Am Amt entlang und dann direkt auf dem Trampelpfad neben der Landstraße wird anschließend dem Ufer des Sees gefolgt zu dessen östlichem Ende, wo auf den Amtsweg abgebogen wird. Nun folgt ein alter Kopfsteinpflasterabschnitt bis zum Dengler-Gedenkstein, danach ein weiterer etwas besser begehbarer Abschnitt auf leicht zugewachsenem Pflasterstein zum Forsthaus Theerofen. Es schließt sich ein zwei Kilometer langer fast schnurgerader Forstweg an nach Weißensee gefolgt von der Durchquerung der Siedlung. Der Hofladen wird passiert und danach das komplette Dorf Brodowin durchquert, wobei am Friedhof ein kleiner Abstecher zur Badestelle Gotteswerder nicht verpasst werden sollte.
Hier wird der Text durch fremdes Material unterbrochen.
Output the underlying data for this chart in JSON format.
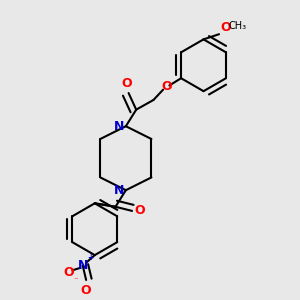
{
  "bg_color": "#e8e8e8",
  "bond_color": "#000000",
  "bond_width": 1.5,
  "dbo": 0.018,
  "atom_colors": {
    "O": "#ff0000",
    "N": "#0000cc",
    "C": "#000000"
  },
  "font_size_atom": 9,
  "font_size_small": 7.5
}
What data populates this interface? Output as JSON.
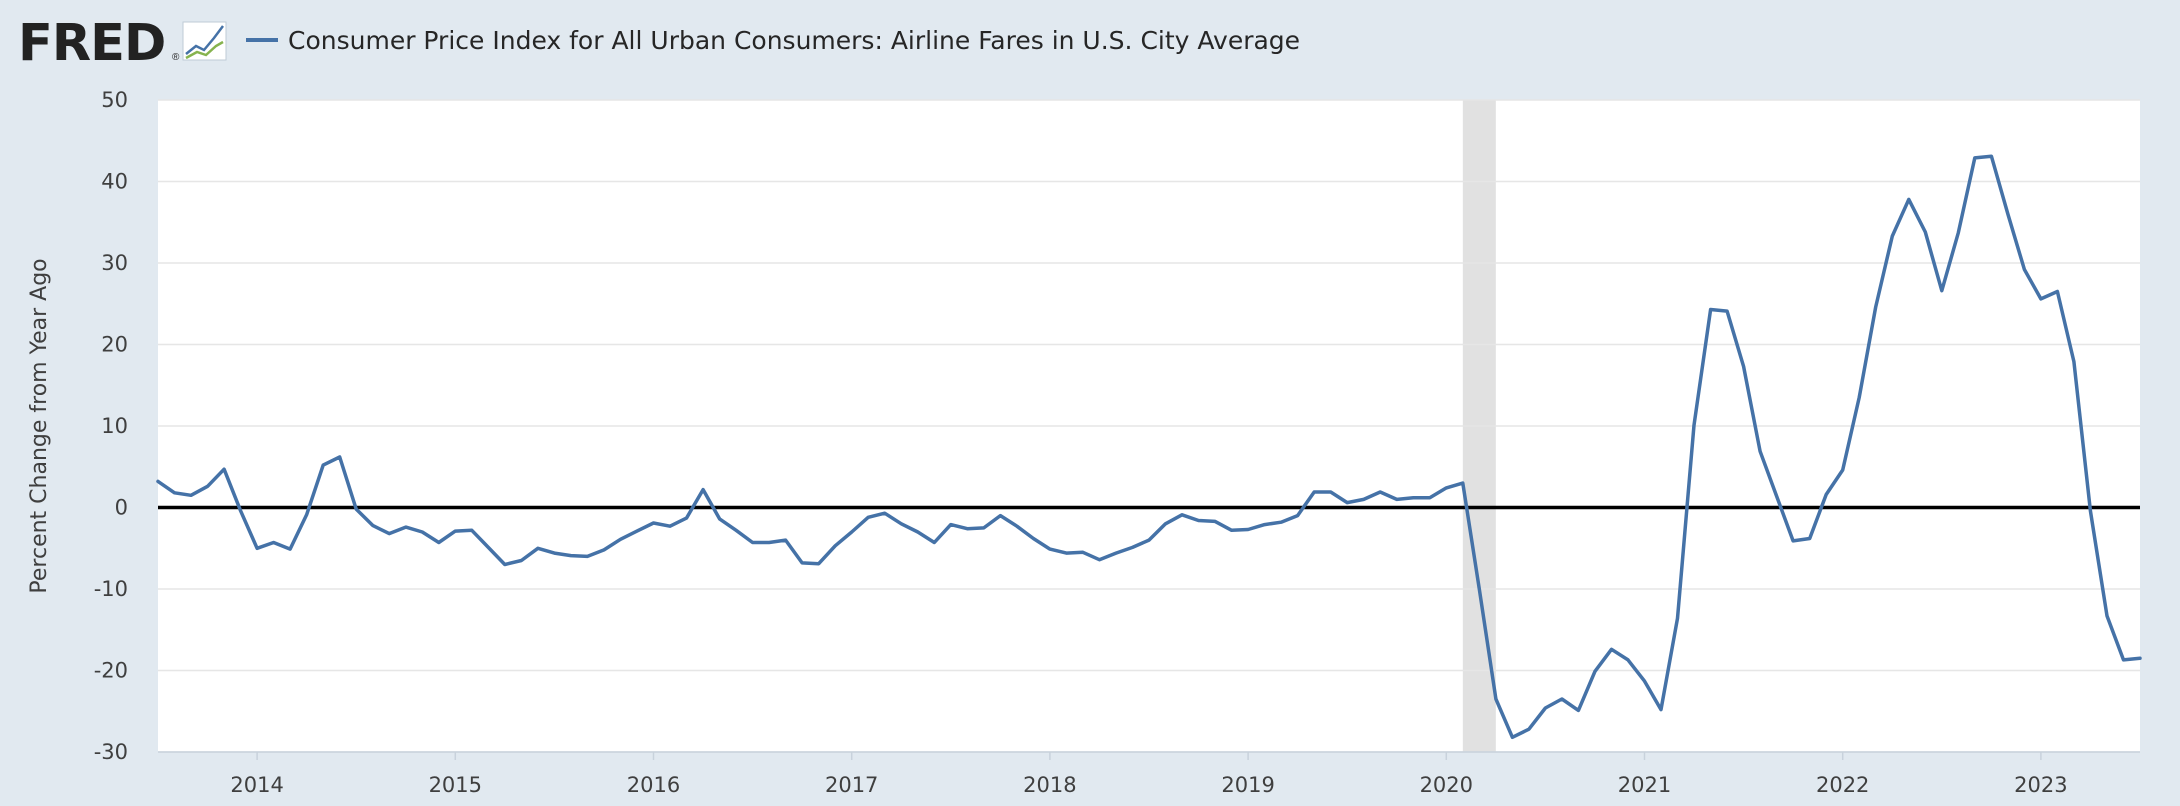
{
  "header": {
    "logo_text": "FRED",
    "logo_mark": "®",
    "legend_label": "Consumer Price Index for All Urban Consumers: Airline Fares in U.S. City Average"
  },
  "colors": {
    "series": "#4572a7",
    "zero_line": "#000000",
    "recession": "#e1e1e1",
    "grid": "#e6e6e6",
    "background": "#e1e9f0",
    "plot_background": "#ffffff"
  },
  "icons": {
    "logo": "fred-chart-logo-icon",
    "legend": "legend-line-icon"
  },
  "chart_data": {
    "type": "line",
    "title": "",
    "xlabel": "",
    "ylabel": "Percent Change from Year Ago",
    "ylim": [
      -30,
      50
    ],
    "yticks": [
      50,
      40,
      30,
      20,
      10,
      0,
      -10,
      -20,
      -30
    ],
    "xlim": [
      "2013-07",
      "2023-07"
    ],
    "xticks": [
      "2014",
      "2015",
      "2016",
      "2017",
      "2018",
      "2019",
      "2020",
      "2021",
      "2022",
      "2023"
    ],
    "grid": true,
    "legend": "top-left",
    "reference_line": 0,
    "recession": {
      "start": "2020-02",
      "end": "2020-04"
    },
    "series": [
      {
        "name": "Consumer Price Index for All Urban Consumers: Airline Fares in U.S. City Average",
        "x": [
          "2013-07",
          "2013-08",
          "2013-09",
          "2013-10",
          "2013-11",
          "2013-12",
          "2014-01",
          "2014-02",
          "2014-03",
          "2014-04",
          "2014-05",
          "2014-06",
          "2014-07",
          "2014-08",
          "2014-09",
          "2014-10",
          "2014-11",
          "2014-12",
          "2015-01",
          "2015-02",
          "2015-03",
          "2015-04",
          "2015-05",
          "2015-06",
          "2015-07",
          "2015-08",
          "2015-09",
          "2015-10",
          "2015-11",
          "2015-12",
          "2016-01",
          "2016-02",
          "2016-03",
          "2016-04",
          "2016-05",
          "2016-06",
          "2016-07",
          "2016-08",
          "2016-09",
          "2016-10",
          "2016-11",
          "2016-12",
          "2017-01",
          "2017-02",
          "2017-03",
          "2017-04",
          "2017-05",
          "2017-06",
          "2017-07",
          "2017-08",
          "2017-09",
          "2017-10",
          "2017-11",
          "2017-12",
          "2018-01",
          "2018-02",
          "2018-03",
          "2018-04",
          "2018-05",
          "2018-06",
          "2018-07",
          "2018-08",
          "2018-09",
          "2018-10",
          "2018-11",
          "2018-12",
          "2019-01",
          "2019-02",
          "2019-03",
          "2019-04",
          "2019-05",
          "2019-06",
          "2019-07",
          "2019-08",
          "2019-09",
          "2019-10",
          "2019-11",
          "2019-12",
          "2020-01",
          "2020-02",
          "2020-03",
          "2020-04",
          "2020-05",
          "2020-06",
          "2020-07",
          "2020-08",
          "2020-09",
          "2020-10",
          "2020-11",
          "2020-12",
          "2021-01",
          "2021-02",
          "2021-03",
          "2021-04",
          "2021-05",
          "2021-06",
          "2021-07",
          "2021-08",
          "2021-09",
          "2021-10",
          "2021-11",
          "2021-12",
          "2022-01",
          "2022-02",
          "2022-03",
          "2022-04",
          "2022-05",
          "2022-06",
          "2022-07",
          "2022-08",
          "2022-09",
          "2022-10",
          "2022-11",
          "2022-12",
          "2023-01",
          "2023-02",
          "2023-03",
          "2023-04",
          "2023-05",
          "2023-06",
          "2023-07"
        ],
        "values": [
          3.2,
          1.8,
          1.5,
          2.6,
          4.7,
          -0.4,
          -5.0,
          -4.3,
          -5.1,
          -0.9,
          5.2,
          6.2,
          -0.2,
          -2.2,
          -3.2,
          -2.4,
          -3.0,
          -4.3,
          -2.9,
          -2.8,
          -4.9,
          -7.0,
          -6.5,
          -5.0,
          -5.6,
          -5.9,
          -6.0,
          -5.2,
          -3.9,
          -2.9,
          -1.9,
          -2.3,
          -1.3,
          2.2,
          -1.4,
          -2.8,
          -4.3,
          -4.3,
          -4.0,
          -6.8,
          -6.9,
          -4.7,
          -3.0,
          -1.2,
          -0.7,
          -2.0,
          -3.0,
          -4.3,
          -2.1,
          -2.6,
          -2.5,
          -1.0,
          -2.3,
          -3.8,
          -5.1,
          -5.6,
          -5.5,
          -6.4,
          -5.6,
          -4.9,
          -4.0,
          -2.0,
          -0.9,
          -1.6,
          -1.7,
          -2.8,
          -2.7,
          -2.1,
          -1.8,
          -1.0,
          1.9,
          1.9,
          0.6,
          1.0,
          1.9,
          1.0,
          1.2,
          1.2,
          2.4,
          3.0,
          -10.0,
          -23.5,
          -28.2,
          -27.2,
          -24.6,
          -23.5,
          -24.9,
          -20.1,
          -17.4,
          -18.7,
          -21.3,
          -24.8,
          -13.6,
          10.1,
          24.3,
          24.1,
          17.3,
          6.9,
          1.4,
          -4.1,
          -3.8,
          1.6,
          4.6,
          13.5,
          24.6,
          33.3,
          37.8,
          33.8,
          26.6,
          33.7,
          42.9,
          43.1,
          36.0,
          29.2,
          25.6,
          26.5,
          17.9,
          -0.4,
          -13.3,
          -18.7,
          -18.5
        ]
      }
    ]
  }
}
Am Ende des Dorfs geht es auf dem Feldweg an der ehemaligen Kiesgrube vorbei sehr schön im gewundenen Verlauf durch die wellige Hügellandschaft leicht hinauf, besonderes Highlight ist der Aufstieg zum Karpatenhügel mit toller Aussicht in alle Richtungen. Nach dem Abstieg führt der Weg wieder hinauf, diesmal auf Betonplatten zu einer markanten Kreuzung ebenfalls mit bester Aussicht. Nun geht es erneut auf Kopfsteinpflasterwegen durch die Hügel zur kleinen Siedlung ‘Zaun’ anschließend auf der gleichen Unterlage durch den zusammenhängenden Wald knapp fünf Kilometer weit zu den Hügeln oberhalb von Oderberg.
Hinab führt der Weg wieder begleitet von weiten Ausblicken auf der Brodowiner Straße in den historischen Kern des Städtchens, der auf der Angermünder Straße durchquert wird. Noch einmal erfolgt ein kurzer Aufstieg über den ‘Langen Gang’ zur schönen Aussicht auf dem Albrechtsberg, dann geht es abschließend über Treppen hinab, an Kirche und Rathaus vorbei und durch eine Gasse zur Bushaltestelle ‘Stadtmitte’, dem Ziel dieser Etappe.